NVIDIA Nemotron 3 Nano Omni: open multimodal model 30B-A3B MoE with 256K context, 9× higher throughput than competitors

Editorial illustration: a multimodal AI system unifying video, audio, and text through a hybrid mixture-of-experts architecture

Why it matters

Nemotron 3 Nano Omni is NVIDIA's new open multimodal model that unifies vision, speech, and language in a single 30B-A3B hybrid mixture-of-experts system with 256K context. It achieves top accuracy on six leaderboards for document intelligence and audio-video understanding, with 9× higher throughput than other open omni models at the same interactivity level. Available immediately on HuggingFace, OpenRouter, NVIDIA NIM, and 25+ partner platforms; Foxconn, Palantir, and six other companies are already using the model in production.

On April 28, 2026, NVIDIA introduced Nemotron 3 Nano Omni — an open multimodal model that combines vision, speech, and language in a single system. The model is positioned as a “perception sub-agent” that pairs with the larger Nemotron 3 Super and Ultra models: Nano handles real-time video and audio understanding, while Super/Ultra take over more complex reasoning. With this, NVIDIA addresses a concrete problem of production AI agents — latency in multimodal pipelines where input is routed through separate ASR, vision encoder, and text LLM components.

What’s in the architecture?

30B-A3B hybrid mixture-of-experts — 30 billion parameters total, 3 billion active per inference. 256K token context. Specific components: Conv3D (3D convolution for video) and EVS (Enhanced Visual System). Input modalities: text, images, audio, video, documents, charts, and interfaces (GUI screenshots). Output: text.

What numbers is NVIDIA putting on the table?

The model leads six leaderboards for complex document intelligence and video and audio understanding. The headline figure: 9× higher throughput than other open omni models at the same interactivity level (latency budget).
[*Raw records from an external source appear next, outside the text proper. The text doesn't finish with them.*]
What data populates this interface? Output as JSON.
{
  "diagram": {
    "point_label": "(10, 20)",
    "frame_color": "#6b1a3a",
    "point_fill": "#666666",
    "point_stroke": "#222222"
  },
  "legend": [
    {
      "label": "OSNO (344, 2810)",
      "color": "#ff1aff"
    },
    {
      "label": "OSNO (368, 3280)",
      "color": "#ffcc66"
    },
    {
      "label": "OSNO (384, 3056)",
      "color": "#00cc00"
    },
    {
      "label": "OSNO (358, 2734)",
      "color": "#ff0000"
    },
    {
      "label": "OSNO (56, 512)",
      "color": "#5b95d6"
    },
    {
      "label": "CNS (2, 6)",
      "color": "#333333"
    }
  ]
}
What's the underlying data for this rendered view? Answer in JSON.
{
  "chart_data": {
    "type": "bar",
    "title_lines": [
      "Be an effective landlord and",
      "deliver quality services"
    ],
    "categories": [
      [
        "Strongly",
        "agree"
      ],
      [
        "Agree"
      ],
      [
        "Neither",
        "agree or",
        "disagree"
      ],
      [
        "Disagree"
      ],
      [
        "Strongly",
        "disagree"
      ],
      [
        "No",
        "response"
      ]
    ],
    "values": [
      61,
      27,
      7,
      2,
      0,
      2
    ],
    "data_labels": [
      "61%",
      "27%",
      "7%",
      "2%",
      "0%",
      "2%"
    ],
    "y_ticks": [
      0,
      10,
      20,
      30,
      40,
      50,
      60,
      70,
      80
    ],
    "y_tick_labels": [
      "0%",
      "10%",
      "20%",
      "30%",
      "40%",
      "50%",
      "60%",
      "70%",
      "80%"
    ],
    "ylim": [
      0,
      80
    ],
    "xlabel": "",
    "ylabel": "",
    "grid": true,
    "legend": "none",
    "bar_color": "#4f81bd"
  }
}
NVIDIA argues this directly reduces the cost of production agents, since fewer GPU hours are required per unit of work.

Who is already using it?

NVIDIA has announced concrete enterprise clients that have moved from evaluation to production: Aible, Applied Scientific Intelligence (ASI), Eka Care, Foxconn, H Company, Palantir, and Pyler. Use cases: customer support, document analysis, and computer interface navigation (GUI agents). Additional companies are evaluating the model: Dell Technologies, DocuSign, Infosys, K-Dense, Lila, Oracle, and Zefr.

Where is it available?

HuggingFace, OpenRouter, NVIDIA NIM (build.nvidia.com as a microservice), and 25+ partner platforms — including day-zero availability on Amazon SageMaker JumpStart. NVIDIA’s distribution move is aggressive: the model is simultaneously open weights (HF), an inference API (OpenRouter), NVIDIA’s own service (NIM), and a hyperscaler partnership (AWS).

🤖

This article was generated using artificial intelligence from primary sources.